Он молчал, прислушиваясь, и всю трагичность его признания убивали шаркающие шаги старушки на кухне, бормотание стоявшего там же телевизора.
— Но ты ведь уже спишь, — безнадёжно и уже тем же весёлым тоном выдохнул Барс.
— Ага, — ответил Тим. — И ничего не слышал.
— Спасибо.
***
Идти снова на крышу было страшно. Так же страшно, как было бы вернуться в заброшенный дом или на стройку.
Утром понадобилось преодолеть почти что дракона, охраняющего выход из квартиры — пройти через маму. Для этого Акросс оделся, как на экзамен, взял сумку с учебниками и в таком виде попросил вернуть ему ключи. Конечно, он был уже достаточно взрослый, чтобы матери не звонили из института из-за того, что он отсутствовал на занятиях третий день подряд. К тому же некоторые месяцами не появлялись, или посещали три дня занятий из шести, и им всё сходило с рук.
Акросс и сам не понимал, как мог волноваться о таких вещах наряду с тем, найдёт ли снова свою команду, и не будет ли ждать на крыше Легион со своими шестёрками, но всё же идущий перед ним человек прибавлял ему решимости.
Вчера, когда вернулась с работы мама, второго, игрового Акросса, снова не стало. Было ощущение, что тот спрятался, пока настоящий он разговаривал, но ни в шкафу, ни под кроватью его тоже не было. А утром его игровое тело ждало у подъезда, тоже непонятно как выбравшись из квартиры. Акросс думал, что, если получше изучить эту способность исчезать, можно было бы сражаться.
Теперь его игровая версия шла первой, и крышу он увидел сначала его глазами, прежде чем выйти самому.
Барс, сидящий на краю, даже зааплодировал, улыбаясь:
— Как бы ты меня вчера не вывел, я знал, что ты придёшь. И даже знаю, что ты хочешь сказать!
Тим стоял ближе к входу, застигнутый на месте в тот момент, когда пинал носком кроссовки какой-то мусор, при более пристальном взгляде оказавшийся мёртвой птицей.
— Ну и как я после этого должен извиняться? — его игровое тело улыбнулось, в то время как второе держалось всё ещё за ручку двери, будто собираясь сбежать. — Ты ведь и так всё знаешь.
— Ты и не должен, — произнёс второй мрачно, вышел на крышу, не закрыв дверь, встал прямо напротив Барса, в паре метров от притихшего Тима. — Простите, я наговорил лишнего. И бросил вас. Сами понимаете, оно всё навалилось… Но я вернулся.
— Что, и не страшно? Что Тим убийца, что за нами охотятся? Разве ты не говорил, что они сами собой рассосутся, если про них забыть.
— Я подумал и решил, что так не получится. Ведь Щёлочь была с ними, а она противник Веги. А Вега, судя по всему, осталась в штабе. Но я вернулся не потому, что испугался.

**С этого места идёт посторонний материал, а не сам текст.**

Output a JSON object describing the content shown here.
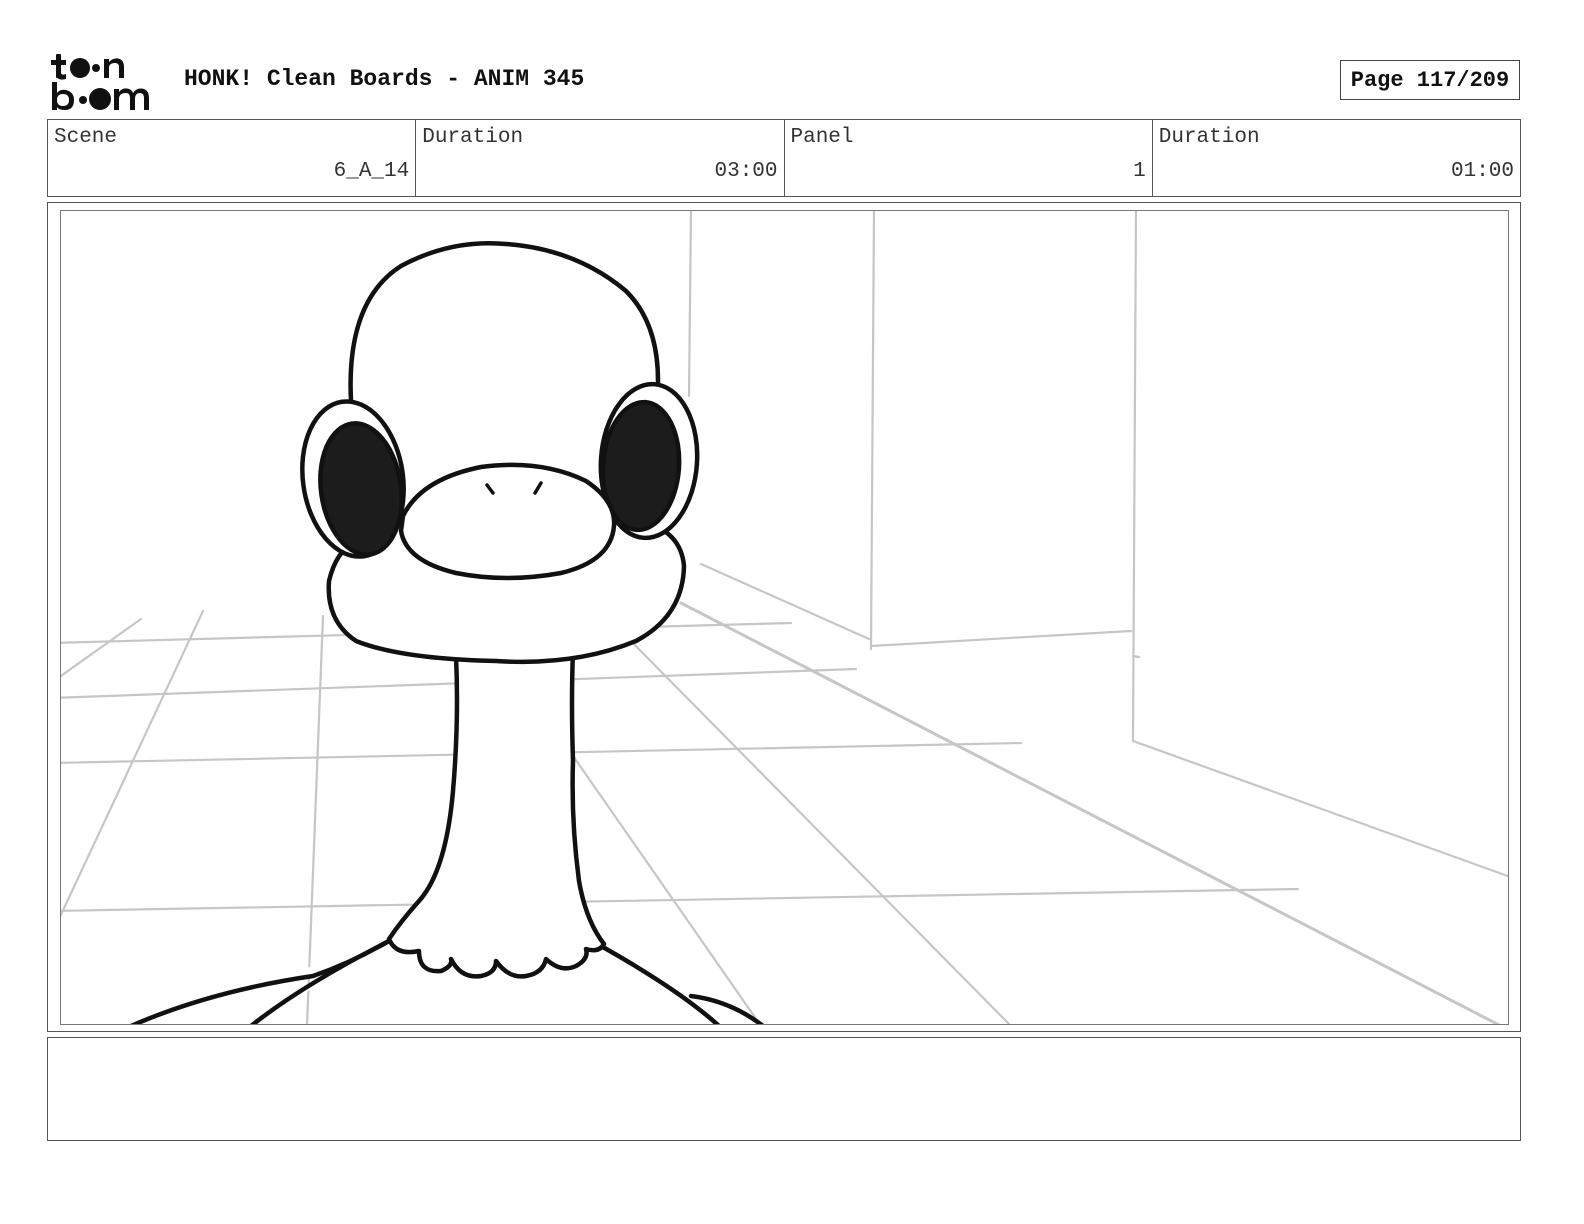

Игровой Акросс, наблюдая за своими извинениями, теперь ещё больше был похож на воспитателя, с удовольствием замечающего, как его дрессировка давала плоды.
— Я верю, — кивнул Тим. — Если бы испугался, то прибежал бы только когда они напали, а не на следующее же утро.
— Да мне-то всё равно, это Тим переживал, — сказал, глядя в сторону, Барс, и Акроссу показалось, что он это несерьёзно, снова шутил, потому что как-то не складывались у него в голове понятия «Тим» и «переживать».
— И всё же… Мне просто ужасно страшно, — признался Акросс, криво улыбнувшись.
— Но ты пришёл, — напомнил Тим.
— Да. Потому что теперь не смогу жить дальше, делая вид, что ничего не происходило.